第9話 俺はブラックコーヒー派から描けない

 賑わっているアーケード街を通り、路地を曲がってレトロカフェへと足を踏み入れる。街中に来たときはここで何度かネームを切ったことがあったので場所は覚えていた。


 俺はコーヒーを、七彩はオレンジジュースを頼む。


「なんかイメージと違うな」

「べ、別に良いでしょ、一人の時じゃないと選べないんだから」


 運ばれてきたオレンジジュースを見つめて、目にキラキラとした星を浮かべながら、写真を撮っている。


「イメージって恐ろしいんだよ。

 クラスメイトときたら呑めないのにコーヒー選ぶしかないし、家族で来てもコーヒーしか選べないし……その黒い飲み物、砂糖と牛乳いれても苦いんだけど!?」


「無理せず自然体で過ごしたらいいじゃないか」


 クラスでも無理してクール優等生キャラなわけだし。


「フォックス家の長女たるもの、家族を含めて人前では常に品性を保ち、トップでなくちゃいけないの。すなわちイメージを保つのは最重要事項なわけ」

「俺も人前の概念なんだが」

「アキちゃんは別に良い、生物として粗暴なんだから」

「粗暴いうな」


 お前は俺の事を野生の獣か何かだと思っているのか。


「学校の格好、酷いよ。
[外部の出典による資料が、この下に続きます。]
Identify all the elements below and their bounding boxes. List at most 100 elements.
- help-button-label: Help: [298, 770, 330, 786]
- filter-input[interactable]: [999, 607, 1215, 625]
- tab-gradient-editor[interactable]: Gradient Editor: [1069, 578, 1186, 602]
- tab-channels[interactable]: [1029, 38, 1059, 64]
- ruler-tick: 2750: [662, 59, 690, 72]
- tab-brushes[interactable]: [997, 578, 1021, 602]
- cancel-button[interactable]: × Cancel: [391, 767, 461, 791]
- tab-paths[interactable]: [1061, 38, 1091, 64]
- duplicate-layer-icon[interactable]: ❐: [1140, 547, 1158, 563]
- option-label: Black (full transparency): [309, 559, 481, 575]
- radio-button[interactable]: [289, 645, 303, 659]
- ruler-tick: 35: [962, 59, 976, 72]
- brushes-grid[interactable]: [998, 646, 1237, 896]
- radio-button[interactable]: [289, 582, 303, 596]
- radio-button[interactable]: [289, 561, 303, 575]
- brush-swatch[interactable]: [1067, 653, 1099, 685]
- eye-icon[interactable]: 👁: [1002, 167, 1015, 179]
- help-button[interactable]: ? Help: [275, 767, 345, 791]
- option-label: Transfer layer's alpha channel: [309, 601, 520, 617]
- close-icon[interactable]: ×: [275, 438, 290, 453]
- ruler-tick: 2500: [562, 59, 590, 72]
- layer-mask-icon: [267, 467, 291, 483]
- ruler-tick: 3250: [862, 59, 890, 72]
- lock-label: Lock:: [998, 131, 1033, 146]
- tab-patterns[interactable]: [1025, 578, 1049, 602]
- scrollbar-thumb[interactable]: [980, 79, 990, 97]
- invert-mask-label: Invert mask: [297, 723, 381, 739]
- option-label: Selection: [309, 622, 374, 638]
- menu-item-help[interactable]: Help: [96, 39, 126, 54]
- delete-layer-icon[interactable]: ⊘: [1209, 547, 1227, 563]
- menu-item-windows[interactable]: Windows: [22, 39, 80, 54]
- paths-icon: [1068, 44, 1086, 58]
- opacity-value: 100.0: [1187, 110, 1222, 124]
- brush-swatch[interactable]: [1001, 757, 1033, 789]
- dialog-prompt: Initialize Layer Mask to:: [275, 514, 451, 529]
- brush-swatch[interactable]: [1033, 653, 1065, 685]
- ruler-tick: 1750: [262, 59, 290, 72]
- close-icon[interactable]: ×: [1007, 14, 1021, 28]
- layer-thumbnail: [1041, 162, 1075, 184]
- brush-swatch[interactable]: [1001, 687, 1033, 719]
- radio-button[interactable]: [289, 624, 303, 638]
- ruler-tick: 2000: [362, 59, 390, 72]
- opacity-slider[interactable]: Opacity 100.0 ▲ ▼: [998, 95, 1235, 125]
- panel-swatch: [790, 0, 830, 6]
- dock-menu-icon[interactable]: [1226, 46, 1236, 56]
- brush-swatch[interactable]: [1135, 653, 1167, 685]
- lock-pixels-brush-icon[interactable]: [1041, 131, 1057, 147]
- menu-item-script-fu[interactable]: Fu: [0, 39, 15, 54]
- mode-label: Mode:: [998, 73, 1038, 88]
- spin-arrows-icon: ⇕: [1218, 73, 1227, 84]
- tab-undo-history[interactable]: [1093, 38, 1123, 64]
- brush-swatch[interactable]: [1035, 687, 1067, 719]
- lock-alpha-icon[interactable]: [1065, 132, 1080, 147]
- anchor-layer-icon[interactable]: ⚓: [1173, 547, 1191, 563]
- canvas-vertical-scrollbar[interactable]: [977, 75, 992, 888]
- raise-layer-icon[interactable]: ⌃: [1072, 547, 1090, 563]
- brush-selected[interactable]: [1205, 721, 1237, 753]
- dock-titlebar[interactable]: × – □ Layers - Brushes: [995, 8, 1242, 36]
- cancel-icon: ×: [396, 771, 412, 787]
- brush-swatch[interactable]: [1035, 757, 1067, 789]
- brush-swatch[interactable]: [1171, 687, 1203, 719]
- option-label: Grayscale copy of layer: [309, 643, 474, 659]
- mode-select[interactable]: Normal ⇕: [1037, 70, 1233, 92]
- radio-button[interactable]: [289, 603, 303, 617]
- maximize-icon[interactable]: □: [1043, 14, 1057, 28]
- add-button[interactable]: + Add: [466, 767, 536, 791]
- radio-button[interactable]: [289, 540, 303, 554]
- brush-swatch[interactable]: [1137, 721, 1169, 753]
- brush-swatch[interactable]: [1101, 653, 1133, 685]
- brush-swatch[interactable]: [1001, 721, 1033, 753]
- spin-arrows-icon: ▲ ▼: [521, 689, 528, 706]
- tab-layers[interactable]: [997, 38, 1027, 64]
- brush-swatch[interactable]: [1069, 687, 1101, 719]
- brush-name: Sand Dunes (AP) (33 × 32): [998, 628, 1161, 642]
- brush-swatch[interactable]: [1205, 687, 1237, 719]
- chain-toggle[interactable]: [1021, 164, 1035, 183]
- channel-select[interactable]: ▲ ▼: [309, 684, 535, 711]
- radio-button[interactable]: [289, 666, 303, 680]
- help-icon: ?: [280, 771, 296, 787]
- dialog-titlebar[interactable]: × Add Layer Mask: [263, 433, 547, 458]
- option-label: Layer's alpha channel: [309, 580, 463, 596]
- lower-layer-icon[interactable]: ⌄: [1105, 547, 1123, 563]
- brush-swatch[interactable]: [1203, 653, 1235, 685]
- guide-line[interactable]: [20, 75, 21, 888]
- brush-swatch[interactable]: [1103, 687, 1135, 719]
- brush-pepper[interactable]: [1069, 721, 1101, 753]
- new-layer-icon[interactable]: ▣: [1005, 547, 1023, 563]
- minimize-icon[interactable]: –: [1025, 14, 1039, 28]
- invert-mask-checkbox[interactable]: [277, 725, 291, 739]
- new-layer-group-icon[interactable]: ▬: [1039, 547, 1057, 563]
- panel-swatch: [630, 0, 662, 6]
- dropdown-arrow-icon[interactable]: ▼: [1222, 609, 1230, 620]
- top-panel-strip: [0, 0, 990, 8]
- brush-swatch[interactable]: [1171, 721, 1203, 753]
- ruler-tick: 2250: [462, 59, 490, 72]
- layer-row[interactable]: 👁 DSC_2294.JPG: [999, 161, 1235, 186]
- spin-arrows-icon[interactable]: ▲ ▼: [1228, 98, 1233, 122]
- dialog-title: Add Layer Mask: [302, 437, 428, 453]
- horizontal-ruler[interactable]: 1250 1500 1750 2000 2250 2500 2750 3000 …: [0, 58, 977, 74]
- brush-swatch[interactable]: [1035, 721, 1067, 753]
爺やが見たら卒倒すると思う」

「爺やさん、まだお元気なんだな……」


 子どもの頃は執事って本当に存在するんだなと思ったが、いるところには存在するようである。


「絵を描いたりするとき、服が汚れなくて楽なんだよ」


 髪は確かに伸びすぎだが。


「それにだな、俺だって1年のときはみんなと同じで普通の格好だったんだ」

「あ、そうなんだ」


 ストローに口をつけながら、七彩は目線を上げる。


「けど、何かと話しかけてくる女子が多くてな。

 入学当時は双葉と漫画の話をすることがほとんどだったし、いつも他の女子に捕まるのが面倒になった結果、あのスタイルに落ち着いたともいえる」


「ふうん、話しかけてくる女子か……なら、良いんじゃないかな、芸術家スタイル、似合ってると思うよ――なら」


 最後は小声で良く聞こえなかったが、七彩としては納得したようである。


「で、何で突然カフェに来たんだ?」


 テーマがなければ本屋で好きそうな漫画を選んで、勉強がてら読んで貰おうと思ってたのだが。


「共感性を高めようと思いまして」

「共感性?」

「そう、私に不足しているのはそれなの」


 いや、おそらく画力も構成力もストーリーも足りてないと思うが。


「わ、笑わないでほしんだけど」


 と、ストローで氷をくるくる回しながら七彩は言葉を選んでいる。


「私、ずっと普通の生活がしたいって思ってた。

 けどフォックス家の長女として過ごすと、普通とは縁遠い生活ばかりだから……」


 一般家庭に生まれた俺にはうまく理解できないが、お嬢様はお嬢様としての悩みがあるようだ。


「学校の帰りに誰かと帰ったり、部活をしたり、テストの事を話したり――クラスの同級生に恋をしたり」


 カラカラと回していた氷の動きが止まる。


「私が手を伸ばしても届かないのは、普通の生活」


 だから、と彼女は続ける。


「共感性を得るお話が、描けない気がしたから」

「そういうことか……」


 確かに画力や構成などの技術は、延々と描き続ければ結果が付いてくる。

 だが話を生み出す発想の種は、その人物の人生やセンスによるところが大きい。


「全く、双葉に勝ちたいといった割には、えらく長い道だな」


 俺は笑いながら覚めたコーヒーを一気に飲み干す。


「ならいつでも俺を誘え、普通の生活なら、案内できんこともないだろう。

 ここまで来たら徹底的に手伝ってやるぜ」

「アキちゃん……やっぱり、昔から変わらないんだから――」


 七彩は口元を緩ませ、同じようにオレンジジュースを飲み干した。

 ストローは使わずに、お嬢様とは思えない豪快さで。